Fortunately his short-sightedness, accentuated by his refusal to wear glasses in public, prevented him from noting that behind each elbow and flanking him on each side were the huge bulks of Roger Tessier, Paul Comiti, Raymond Sasia and Henri d’Jouder.
They were known to the Press as ‘gorillas’ and many thought this was simply a tribute to their looks. In fact there was a practical reason for their manner of walking. Each man was an expert in combat of all forms, with heavily muscled chest and shoulders. With muscles tensed, the dorsals forced the arms out from the sides so that the hands swung well away from the body. To add to this, each man carried his favourite automatic under his left armpit, accentuating the gorilla-like stance. They walked with hands half-open, ready to sweep the gun out from its shoulder-holster and start firing at the first hint of trouble.

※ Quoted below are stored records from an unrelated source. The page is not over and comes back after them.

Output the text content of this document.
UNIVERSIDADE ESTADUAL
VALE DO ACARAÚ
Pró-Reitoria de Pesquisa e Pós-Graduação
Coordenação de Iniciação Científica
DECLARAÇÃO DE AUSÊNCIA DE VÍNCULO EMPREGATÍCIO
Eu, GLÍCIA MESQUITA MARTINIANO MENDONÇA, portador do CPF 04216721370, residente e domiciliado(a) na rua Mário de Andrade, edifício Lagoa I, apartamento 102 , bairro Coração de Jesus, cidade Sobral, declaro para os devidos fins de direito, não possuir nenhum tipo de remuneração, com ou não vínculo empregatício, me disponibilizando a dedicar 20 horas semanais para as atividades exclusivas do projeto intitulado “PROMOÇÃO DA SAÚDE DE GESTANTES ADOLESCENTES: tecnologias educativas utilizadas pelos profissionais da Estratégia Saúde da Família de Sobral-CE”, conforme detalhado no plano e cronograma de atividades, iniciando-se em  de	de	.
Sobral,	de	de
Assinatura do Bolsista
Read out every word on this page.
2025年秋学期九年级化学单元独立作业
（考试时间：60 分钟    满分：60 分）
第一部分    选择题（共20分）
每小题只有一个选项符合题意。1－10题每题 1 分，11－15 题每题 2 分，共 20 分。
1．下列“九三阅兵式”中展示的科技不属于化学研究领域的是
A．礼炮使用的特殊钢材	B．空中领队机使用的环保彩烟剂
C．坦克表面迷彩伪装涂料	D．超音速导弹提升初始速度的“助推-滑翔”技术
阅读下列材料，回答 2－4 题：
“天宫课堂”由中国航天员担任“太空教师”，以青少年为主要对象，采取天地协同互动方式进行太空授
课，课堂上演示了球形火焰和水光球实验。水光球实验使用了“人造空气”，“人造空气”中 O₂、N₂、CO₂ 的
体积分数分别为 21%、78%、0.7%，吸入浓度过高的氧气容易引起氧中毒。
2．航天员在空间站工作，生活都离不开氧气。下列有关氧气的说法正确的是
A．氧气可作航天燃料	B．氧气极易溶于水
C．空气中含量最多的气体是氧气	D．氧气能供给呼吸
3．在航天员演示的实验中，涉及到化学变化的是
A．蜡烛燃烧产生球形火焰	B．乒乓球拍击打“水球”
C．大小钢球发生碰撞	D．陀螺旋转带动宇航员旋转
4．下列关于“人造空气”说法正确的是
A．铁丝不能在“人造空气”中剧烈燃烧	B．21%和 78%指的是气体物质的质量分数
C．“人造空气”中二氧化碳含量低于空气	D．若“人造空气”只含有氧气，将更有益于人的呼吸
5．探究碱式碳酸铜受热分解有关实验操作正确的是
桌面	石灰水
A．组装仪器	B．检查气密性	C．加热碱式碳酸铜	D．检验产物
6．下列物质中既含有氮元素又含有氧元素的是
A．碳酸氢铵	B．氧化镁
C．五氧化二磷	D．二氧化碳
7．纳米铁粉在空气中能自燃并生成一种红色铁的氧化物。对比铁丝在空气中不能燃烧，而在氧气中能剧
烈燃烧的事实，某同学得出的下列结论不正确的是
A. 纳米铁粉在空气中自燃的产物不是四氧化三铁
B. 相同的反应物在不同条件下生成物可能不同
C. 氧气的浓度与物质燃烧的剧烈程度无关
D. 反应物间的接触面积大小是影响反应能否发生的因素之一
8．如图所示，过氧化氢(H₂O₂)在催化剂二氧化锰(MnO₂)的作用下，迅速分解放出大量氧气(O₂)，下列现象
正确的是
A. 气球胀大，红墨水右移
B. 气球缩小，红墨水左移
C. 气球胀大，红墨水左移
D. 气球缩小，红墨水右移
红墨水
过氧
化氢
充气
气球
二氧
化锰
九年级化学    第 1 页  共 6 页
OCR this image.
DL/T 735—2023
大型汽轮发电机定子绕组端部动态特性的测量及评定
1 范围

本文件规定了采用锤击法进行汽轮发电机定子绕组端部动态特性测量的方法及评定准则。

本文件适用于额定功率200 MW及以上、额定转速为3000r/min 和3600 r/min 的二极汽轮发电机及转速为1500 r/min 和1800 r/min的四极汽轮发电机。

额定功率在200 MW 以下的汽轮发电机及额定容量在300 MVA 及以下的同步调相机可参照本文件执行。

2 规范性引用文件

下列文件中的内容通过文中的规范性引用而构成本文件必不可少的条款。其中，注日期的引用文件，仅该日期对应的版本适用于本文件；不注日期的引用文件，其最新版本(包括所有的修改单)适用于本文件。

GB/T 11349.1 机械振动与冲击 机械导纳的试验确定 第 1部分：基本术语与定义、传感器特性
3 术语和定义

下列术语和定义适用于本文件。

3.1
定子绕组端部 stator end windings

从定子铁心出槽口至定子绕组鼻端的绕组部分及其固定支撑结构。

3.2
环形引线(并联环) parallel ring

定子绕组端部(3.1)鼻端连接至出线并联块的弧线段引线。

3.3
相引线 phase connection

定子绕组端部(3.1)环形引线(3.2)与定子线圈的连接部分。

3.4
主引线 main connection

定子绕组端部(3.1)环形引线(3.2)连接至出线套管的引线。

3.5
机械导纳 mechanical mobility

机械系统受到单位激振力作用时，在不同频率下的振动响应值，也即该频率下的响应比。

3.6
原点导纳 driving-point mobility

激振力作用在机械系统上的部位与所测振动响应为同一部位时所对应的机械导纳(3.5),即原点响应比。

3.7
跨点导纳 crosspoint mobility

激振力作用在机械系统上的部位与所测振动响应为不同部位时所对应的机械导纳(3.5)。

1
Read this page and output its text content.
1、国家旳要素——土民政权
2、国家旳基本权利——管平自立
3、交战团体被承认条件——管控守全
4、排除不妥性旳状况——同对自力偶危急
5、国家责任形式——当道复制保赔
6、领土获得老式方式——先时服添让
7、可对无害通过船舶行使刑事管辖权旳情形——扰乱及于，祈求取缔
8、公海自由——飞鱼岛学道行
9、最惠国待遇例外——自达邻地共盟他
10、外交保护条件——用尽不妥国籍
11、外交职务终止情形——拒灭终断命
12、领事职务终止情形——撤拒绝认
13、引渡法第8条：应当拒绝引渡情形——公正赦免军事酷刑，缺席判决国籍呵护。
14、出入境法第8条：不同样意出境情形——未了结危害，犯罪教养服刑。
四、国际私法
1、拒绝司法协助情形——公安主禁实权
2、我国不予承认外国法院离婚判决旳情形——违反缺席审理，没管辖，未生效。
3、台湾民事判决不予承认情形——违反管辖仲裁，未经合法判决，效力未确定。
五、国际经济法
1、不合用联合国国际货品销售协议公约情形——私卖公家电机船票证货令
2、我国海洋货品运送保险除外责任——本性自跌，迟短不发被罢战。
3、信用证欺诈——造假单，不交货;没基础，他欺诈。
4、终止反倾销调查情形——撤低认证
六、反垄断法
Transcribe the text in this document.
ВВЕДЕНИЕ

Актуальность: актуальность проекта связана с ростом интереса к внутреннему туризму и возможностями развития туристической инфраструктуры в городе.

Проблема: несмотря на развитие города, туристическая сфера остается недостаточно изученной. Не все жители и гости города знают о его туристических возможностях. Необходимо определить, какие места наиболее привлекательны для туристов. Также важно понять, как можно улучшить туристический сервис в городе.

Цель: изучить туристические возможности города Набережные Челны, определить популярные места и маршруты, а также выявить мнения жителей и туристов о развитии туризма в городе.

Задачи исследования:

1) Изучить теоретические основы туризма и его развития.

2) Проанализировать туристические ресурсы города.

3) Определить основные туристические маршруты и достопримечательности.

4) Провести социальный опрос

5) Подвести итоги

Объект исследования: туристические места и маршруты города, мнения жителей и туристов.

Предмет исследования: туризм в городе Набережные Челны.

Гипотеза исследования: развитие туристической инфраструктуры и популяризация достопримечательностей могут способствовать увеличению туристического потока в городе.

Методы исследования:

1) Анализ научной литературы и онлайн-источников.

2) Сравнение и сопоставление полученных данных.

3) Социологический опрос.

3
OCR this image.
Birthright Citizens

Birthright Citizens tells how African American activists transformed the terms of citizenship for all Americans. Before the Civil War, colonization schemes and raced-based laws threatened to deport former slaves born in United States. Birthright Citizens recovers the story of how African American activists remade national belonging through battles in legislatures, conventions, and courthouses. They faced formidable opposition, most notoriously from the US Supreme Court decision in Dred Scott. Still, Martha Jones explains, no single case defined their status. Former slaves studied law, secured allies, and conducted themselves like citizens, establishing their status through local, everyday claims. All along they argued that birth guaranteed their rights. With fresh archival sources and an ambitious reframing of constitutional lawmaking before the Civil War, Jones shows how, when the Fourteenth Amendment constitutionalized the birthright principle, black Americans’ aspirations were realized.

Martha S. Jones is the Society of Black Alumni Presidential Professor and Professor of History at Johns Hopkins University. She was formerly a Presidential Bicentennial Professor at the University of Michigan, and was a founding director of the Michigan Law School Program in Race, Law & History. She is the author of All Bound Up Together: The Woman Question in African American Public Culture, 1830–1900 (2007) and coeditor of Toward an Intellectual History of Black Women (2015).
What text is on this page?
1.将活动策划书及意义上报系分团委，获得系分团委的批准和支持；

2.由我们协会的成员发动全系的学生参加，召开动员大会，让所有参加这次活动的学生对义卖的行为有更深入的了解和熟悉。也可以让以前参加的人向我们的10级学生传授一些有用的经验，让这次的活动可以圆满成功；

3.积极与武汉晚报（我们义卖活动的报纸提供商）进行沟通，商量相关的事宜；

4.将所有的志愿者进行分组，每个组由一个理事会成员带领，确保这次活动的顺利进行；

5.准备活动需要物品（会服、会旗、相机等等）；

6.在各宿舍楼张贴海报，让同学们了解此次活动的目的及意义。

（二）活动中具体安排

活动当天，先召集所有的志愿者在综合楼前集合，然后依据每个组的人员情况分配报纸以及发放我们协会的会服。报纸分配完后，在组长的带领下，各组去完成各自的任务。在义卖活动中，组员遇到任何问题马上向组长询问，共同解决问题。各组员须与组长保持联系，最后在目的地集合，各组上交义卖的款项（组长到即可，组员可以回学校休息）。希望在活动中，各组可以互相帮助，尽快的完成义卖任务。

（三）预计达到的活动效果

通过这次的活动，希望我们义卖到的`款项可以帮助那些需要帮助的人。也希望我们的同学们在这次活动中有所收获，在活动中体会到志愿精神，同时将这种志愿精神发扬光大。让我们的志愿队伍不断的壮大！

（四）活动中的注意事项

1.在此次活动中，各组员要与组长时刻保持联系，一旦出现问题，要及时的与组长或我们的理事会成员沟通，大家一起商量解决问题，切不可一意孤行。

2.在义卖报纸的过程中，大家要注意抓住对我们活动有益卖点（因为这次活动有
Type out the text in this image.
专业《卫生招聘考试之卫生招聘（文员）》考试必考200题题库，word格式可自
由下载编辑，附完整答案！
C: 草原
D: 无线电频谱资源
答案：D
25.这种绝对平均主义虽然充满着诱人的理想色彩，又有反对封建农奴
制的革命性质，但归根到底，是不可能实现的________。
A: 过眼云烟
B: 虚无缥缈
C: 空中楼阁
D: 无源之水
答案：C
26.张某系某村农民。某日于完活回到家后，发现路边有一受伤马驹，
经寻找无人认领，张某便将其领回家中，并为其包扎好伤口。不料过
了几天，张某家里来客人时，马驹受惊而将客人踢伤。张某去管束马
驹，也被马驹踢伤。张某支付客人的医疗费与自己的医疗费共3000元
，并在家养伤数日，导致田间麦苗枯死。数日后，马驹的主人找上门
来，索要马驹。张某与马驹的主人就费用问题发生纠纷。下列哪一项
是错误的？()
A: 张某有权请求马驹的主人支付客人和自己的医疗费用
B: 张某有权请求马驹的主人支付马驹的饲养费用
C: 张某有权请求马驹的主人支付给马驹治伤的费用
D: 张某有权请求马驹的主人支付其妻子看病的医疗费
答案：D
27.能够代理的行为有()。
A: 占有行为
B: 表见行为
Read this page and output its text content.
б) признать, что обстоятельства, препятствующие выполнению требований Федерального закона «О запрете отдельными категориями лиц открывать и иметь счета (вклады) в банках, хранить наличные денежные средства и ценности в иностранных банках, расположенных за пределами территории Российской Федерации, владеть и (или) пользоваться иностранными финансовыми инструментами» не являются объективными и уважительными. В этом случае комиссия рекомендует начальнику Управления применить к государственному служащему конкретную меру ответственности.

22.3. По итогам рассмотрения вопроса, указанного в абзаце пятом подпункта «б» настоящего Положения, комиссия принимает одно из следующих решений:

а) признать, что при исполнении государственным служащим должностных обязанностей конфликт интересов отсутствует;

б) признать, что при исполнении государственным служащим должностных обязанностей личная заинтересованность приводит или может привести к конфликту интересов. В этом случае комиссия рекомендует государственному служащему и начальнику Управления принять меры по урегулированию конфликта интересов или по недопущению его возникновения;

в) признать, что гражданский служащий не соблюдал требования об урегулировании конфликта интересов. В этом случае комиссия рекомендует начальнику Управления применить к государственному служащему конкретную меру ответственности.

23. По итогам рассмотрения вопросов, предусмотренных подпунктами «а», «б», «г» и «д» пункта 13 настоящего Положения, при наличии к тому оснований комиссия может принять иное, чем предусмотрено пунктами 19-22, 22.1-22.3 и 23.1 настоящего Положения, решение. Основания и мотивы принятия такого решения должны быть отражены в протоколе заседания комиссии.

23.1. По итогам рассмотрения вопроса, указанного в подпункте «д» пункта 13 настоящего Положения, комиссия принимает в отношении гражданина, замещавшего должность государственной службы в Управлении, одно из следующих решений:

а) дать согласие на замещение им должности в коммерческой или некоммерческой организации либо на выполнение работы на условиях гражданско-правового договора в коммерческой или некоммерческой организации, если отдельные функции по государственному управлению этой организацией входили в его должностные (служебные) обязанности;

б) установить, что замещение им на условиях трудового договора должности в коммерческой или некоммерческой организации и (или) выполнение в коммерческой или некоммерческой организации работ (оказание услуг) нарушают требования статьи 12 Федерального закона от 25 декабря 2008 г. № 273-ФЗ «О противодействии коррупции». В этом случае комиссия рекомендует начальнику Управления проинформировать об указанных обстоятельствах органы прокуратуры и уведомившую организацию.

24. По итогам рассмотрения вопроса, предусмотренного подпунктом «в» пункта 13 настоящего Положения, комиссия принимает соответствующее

But there was none. The ceremony at the Arc de Triomphe went off exactly as planned, while all along the great amphitheatre of roofs that overlook the Place de I’Etoile hundreds of men with binoculars and rifles crouched behind chimney stacks, watched and guarded. As the presidential motorcade finally swept down the Champs Elysées towards Notre Dame, they all breathed a sigh of relief and started to come down again.
At the cathedral it was the same. The Cardinal Archbishop of Paris officiated, flanked by prelates and clergy, all of whom had been watched as they robed. In the organ loft two men perched with rifles (not even the Archbishop knew they were there) and watched the gathering below. The worshippers were heavily infiltrated by plain-clothes police, who did not kneel, nor close their eyes, but who prayed as fervently as the rest the old policeman’s prayer: ‘Please, dear Lord, not while I’m on duty.’
Outside, several bystanders, even though they were two hundred metres from the door of the cathedral, were hustled away when they reached inside their jackets. One had been scratching his armpit, the other going for a cigarette case.